Granard Shamrocks won the 1916 League-Championship beating Ardagh St. Patricks in the final in March 1917.
Records prior to 2014 stated that Clonbroney Camlin Rovers won the 1917 Championship. However this is not accurate. A chapter on the early county final records in ‘Comóradh an Chéid’ (the Longford GAA centenary publication of 1987) stated that for the period 1917 to 1919, Clonbroney appear to have won the 1917 Championship with victory over Killoe in a replay, and Clonguish emerged victorious over Mullinalaghta to win 1919 Championship title.
However there was no Senior Championship played in 1917. The Clonbroney game cited above was the 1919 Senior Championship final (see 1919 section for details).
The 1917 League-Championship started in April 1917 but overran heavily and recommenced in July 1918, eventually completing in early 1919 with Granard Shamrocks beating Killashee on a scoreline of 2-4 to 0-0.
No record found of a completed Senior Football Championship in 1918.

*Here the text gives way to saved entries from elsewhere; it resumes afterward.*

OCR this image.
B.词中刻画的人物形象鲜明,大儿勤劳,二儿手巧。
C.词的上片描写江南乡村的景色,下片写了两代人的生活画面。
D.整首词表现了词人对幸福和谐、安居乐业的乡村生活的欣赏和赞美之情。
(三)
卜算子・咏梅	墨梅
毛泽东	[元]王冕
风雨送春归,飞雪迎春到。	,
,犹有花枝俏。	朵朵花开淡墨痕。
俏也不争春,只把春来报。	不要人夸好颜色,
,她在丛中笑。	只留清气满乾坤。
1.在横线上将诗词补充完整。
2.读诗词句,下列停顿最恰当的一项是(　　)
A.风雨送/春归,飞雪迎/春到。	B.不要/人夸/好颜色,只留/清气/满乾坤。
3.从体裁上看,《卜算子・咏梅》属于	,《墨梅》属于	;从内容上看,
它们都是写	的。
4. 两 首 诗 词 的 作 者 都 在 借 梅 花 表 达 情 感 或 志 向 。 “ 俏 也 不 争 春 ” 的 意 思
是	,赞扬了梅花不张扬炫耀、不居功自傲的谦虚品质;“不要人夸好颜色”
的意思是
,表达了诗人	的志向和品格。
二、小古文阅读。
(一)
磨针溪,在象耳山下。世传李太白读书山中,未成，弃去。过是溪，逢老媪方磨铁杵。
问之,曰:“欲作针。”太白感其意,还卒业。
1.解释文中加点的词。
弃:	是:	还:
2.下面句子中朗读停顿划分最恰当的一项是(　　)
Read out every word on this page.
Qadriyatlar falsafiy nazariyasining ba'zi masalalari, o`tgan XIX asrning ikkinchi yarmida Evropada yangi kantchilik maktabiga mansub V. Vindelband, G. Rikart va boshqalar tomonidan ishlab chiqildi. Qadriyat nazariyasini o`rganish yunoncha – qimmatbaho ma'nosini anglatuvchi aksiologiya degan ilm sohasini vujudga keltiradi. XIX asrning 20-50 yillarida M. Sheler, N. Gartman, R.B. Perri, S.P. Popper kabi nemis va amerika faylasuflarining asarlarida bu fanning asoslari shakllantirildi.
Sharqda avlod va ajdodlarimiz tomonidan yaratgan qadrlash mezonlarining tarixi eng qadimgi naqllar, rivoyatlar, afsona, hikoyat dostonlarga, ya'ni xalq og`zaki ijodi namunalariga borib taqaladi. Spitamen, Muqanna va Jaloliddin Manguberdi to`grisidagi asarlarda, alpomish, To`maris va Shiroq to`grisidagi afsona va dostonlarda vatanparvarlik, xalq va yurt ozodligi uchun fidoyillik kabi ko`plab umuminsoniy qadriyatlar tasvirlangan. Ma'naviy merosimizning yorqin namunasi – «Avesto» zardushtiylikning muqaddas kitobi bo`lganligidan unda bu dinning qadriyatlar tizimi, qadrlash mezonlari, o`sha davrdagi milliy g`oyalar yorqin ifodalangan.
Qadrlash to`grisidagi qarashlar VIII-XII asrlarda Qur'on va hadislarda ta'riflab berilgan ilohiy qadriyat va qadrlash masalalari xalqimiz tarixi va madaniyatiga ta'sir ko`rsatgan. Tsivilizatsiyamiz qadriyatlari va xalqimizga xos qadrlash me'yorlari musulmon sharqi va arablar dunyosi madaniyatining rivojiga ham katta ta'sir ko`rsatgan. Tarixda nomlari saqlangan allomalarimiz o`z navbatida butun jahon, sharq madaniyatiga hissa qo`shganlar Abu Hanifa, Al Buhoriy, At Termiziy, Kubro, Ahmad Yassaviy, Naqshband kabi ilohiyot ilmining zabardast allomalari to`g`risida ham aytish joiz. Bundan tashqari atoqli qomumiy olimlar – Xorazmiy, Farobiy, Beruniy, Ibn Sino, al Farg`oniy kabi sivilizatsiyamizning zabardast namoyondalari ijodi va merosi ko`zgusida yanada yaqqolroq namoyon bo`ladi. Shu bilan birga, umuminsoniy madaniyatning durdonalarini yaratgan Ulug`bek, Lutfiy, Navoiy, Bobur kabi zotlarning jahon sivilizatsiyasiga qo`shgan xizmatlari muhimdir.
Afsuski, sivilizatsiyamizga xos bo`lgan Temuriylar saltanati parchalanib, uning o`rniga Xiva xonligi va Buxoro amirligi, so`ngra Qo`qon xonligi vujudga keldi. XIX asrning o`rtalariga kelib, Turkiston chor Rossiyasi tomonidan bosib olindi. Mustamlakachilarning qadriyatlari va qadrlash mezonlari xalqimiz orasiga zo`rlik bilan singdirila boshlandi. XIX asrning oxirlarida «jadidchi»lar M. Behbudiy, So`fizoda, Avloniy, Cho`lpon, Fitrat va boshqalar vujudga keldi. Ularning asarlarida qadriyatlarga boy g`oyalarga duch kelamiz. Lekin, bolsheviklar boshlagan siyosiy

A newspaper article appeared in April 1918 carrying the following official notice… “Owing to the somewhat disturbed state of the country, all football fixtures are postponed until further notice”.
On 21st September 1918 the Longford Leader reports that the Longford Championship semi-final between Granard and Killoe was to be played. However It does not appear to have been played and was subsequently re-scheduled. No further reports or evidence relating to 1918 championship has been found. The Longford GAA Yearbook of 1981 allocated the 1918 Senior Championship title to Ballinamuck or Granard, but no evidence has been found to support this.
Winner: Clonbroney Camlin Rovers
Records prior to 2014 stated that Clonguish won the 1919 Championship beating Mullinalaghta in the final. However this is not accurate.
The 1919 Senior Championship draw was made immediately following the playing of the delayed 1917 League-Championship final in March 1919. The county final was held on 3rd August 1919 with Clonbroney Camlin Rovers beating Killoe Young Emmets by 1-3 to 0-3 in a replay at Longford Park (now the greyhound stadium). The Clonbroney club was later renamed Sean Connollys, hence this title is allocated to Seán Connollys in the Table of Winners.
The 1919 League-Championship (League) draw was made on 23rd July 1919 and competition started on August 10th 1919, but continued into 1920 with Clonguish (winners of the Southern Division) beating Mullinalaghta (winners of the Northern Division) in the 1919 League-Championship final, played on 11th April 1920. The delay was caused by objections and lack of light at afternoon matches which ran into evenings. This League-Championship title was previously incorrectly assumed to be a Senior Championship title.
Due to a combination of factors, including the civil war, Longford’s prolonged involvement in the 1924 Junior championship (they reached the All-Ireland final which was played in July 1925), and the controversy over the county’s suspension by the Leinster Council (1926-27), there was no senior championship competition in the years from 1921 to 1926.
1921 shows no evidence of Senior Championship or Senior League-Championship competition for that year.
1922 Senior Championship title was previously credited to Longford Wanderers but they won the League-Championship title of that year completed in May 1923 [📷 Report]. No evidence has been found of Senior Championship competition for 1922.
1923 Senior Championship title was previously credited to Longford Wanderers but they won the League-Championship title of that year completed in October 1925 [📷 Report]. No evidence has been found of Senior Championship competition for 1923.
1924 shows no evidence of Senior Championship or Senior League-Championship competition for that year.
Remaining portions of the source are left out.